Generative Machine Learning (ML) models can create text, images, videos, audio, and music. These models are valuable in tools for music co-composition and co-production, as well as for enabling non-musicians to engage in the music-making process. My research focuses on understanding the ML approach to music generation, centering on two key questions: What are the limitations of current generative music models? Can incremental improvements, without introducing a new class of generative models, address these limitations?
My dissertation examines various techniques, challenges, and applications of ML algorithms for music generation. The research includes projects on musical interfaces for generative models, symbolic music generation, and music generation with a focus on form. Additionally, three chapters report on my research into dimensionality reduction, performative controllers, and human voice activity detection, offering further insight into key technological advancements relevant to these areas. Given the rapid pace of algorithmic development, many of the specific methods proposed may soon become outdated. Therefore, I believe the most significant outcome of my research is the identification of the challenges faced by autonomous ML-based music generation models and the development of general solutions to these challenges.
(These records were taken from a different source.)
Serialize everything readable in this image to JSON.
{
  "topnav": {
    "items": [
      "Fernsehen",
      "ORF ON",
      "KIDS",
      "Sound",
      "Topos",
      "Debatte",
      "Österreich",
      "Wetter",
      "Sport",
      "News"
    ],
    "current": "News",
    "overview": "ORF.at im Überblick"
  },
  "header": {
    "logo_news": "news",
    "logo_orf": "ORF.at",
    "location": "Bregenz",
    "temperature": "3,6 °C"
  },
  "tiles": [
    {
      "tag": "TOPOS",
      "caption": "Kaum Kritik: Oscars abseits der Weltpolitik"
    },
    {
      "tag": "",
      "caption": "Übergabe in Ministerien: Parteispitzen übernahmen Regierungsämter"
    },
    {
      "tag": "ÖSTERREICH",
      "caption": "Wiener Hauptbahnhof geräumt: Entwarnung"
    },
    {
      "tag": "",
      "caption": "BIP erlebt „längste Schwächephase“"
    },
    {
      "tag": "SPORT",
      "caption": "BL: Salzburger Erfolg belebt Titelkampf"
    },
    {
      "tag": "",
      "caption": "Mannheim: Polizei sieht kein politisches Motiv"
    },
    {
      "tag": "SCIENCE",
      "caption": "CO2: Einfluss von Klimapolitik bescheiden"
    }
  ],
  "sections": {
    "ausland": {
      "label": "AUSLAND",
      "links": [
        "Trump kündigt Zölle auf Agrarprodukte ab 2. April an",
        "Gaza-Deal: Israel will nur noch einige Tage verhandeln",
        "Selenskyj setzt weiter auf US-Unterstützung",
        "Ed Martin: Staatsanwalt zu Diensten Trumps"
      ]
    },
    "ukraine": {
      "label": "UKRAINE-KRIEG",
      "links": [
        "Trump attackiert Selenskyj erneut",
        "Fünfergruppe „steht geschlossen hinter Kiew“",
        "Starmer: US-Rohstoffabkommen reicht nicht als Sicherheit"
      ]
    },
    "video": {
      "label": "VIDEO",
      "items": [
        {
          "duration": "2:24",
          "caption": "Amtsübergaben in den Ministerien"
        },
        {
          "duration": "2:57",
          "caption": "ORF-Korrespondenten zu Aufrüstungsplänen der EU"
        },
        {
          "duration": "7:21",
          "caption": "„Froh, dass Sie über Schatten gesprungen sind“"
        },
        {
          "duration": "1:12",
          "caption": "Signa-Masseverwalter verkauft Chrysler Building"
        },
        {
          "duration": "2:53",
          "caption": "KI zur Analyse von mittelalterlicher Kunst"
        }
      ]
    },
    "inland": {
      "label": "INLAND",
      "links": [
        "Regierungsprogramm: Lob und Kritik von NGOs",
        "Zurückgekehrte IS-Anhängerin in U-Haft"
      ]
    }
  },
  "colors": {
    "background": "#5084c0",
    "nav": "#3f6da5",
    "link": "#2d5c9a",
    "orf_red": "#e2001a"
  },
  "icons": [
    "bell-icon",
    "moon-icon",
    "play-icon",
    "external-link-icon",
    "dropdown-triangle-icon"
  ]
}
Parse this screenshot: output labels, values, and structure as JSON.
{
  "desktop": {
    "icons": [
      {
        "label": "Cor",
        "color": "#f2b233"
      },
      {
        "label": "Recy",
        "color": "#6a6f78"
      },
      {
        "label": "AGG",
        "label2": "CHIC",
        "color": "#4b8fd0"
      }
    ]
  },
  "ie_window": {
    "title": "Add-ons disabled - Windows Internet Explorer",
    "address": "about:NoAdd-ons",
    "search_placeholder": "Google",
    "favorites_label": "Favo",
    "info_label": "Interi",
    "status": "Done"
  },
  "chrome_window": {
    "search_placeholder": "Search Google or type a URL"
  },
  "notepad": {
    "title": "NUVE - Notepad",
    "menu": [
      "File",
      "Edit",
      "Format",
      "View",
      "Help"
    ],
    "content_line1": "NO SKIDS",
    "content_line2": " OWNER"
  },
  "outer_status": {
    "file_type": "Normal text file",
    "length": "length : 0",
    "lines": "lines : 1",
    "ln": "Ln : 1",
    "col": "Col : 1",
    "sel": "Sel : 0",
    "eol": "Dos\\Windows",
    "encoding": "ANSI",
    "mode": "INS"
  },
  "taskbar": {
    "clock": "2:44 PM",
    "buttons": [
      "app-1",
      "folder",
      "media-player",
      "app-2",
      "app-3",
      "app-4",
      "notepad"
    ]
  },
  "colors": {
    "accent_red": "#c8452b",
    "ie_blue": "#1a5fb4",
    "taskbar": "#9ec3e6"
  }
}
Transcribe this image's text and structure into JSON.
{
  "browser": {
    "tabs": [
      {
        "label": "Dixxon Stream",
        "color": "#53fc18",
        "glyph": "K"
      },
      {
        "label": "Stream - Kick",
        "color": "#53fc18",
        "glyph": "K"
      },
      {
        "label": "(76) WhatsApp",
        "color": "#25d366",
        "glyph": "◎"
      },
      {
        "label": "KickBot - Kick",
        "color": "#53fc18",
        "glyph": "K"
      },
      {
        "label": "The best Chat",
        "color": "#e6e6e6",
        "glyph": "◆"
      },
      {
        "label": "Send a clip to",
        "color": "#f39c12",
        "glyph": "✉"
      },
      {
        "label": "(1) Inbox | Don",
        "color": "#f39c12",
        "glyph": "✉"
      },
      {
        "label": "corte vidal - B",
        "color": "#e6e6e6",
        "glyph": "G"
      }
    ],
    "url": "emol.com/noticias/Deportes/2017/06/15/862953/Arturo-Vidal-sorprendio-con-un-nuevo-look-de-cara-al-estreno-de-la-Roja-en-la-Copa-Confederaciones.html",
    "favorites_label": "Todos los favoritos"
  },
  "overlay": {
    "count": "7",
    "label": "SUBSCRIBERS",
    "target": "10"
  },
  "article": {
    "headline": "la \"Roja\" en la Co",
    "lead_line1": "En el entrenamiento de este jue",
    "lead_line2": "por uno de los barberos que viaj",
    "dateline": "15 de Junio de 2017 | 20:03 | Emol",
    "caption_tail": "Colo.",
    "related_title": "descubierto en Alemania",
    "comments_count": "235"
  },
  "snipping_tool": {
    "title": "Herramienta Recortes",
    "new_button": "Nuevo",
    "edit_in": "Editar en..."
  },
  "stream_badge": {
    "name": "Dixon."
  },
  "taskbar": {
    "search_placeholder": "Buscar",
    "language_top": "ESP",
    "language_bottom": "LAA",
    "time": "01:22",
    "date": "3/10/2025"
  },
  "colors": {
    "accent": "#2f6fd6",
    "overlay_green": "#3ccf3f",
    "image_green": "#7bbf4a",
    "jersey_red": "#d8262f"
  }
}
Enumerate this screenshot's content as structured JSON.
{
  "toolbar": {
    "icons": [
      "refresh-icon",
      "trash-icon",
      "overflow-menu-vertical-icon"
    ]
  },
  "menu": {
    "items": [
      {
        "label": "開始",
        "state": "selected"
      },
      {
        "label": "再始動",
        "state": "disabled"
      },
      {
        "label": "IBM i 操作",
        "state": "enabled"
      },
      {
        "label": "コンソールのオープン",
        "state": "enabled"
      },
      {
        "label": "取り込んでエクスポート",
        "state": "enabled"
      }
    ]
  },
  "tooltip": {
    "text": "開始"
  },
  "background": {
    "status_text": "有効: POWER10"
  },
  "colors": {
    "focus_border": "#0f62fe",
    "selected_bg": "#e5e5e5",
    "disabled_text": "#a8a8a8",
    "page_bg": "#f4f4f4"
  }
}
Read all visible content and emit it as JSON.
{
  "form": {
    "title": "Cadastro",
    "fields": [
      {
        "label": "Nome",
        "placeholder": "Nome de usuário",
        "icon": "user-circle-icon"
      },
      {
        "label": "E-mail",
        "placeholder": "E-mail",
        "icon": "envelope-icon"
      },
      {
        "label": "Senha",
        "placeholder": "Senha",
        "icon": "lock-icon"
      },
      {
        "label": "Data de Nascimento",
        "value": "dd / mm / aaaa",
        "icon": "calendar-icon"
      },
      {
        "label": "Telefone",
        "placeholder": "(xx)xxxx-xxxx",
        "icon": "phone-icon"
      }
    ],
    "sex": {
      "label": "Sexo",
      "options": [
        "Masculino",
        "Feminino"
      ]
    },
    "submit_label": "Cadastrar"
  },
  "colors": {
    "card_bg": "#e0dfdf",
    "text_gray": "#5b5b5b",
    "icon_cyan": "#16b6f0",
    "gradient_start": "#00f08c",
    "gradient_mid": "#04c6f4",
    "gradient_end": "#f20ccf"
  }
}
In particular, my dissertation presents a novel denoising diffusion probabilistic model for symbolic music generation, offering improved computational efficiency compared to other diffusion methods in the literature. While several ML-based music generation techniques, including my diffusion-based approach, have been explored, they all face limitations due to the small context window, typically capped at one minute. The primary challenge in this field is generating long-form music that rivals human-composed music in terms of form and structure. After hypothesizing why extending the context window alone cannot solve the problem of structural diversity in generated long-form music, due to combinatorial variability, I introduce my generalized approach. Subjective and objective metrics demonstrate a meaningful improvement in musical form compared to the current generation of generative music models. While this work shows promise, achieving models that match the quality of great composers remains an exciting and open challenge.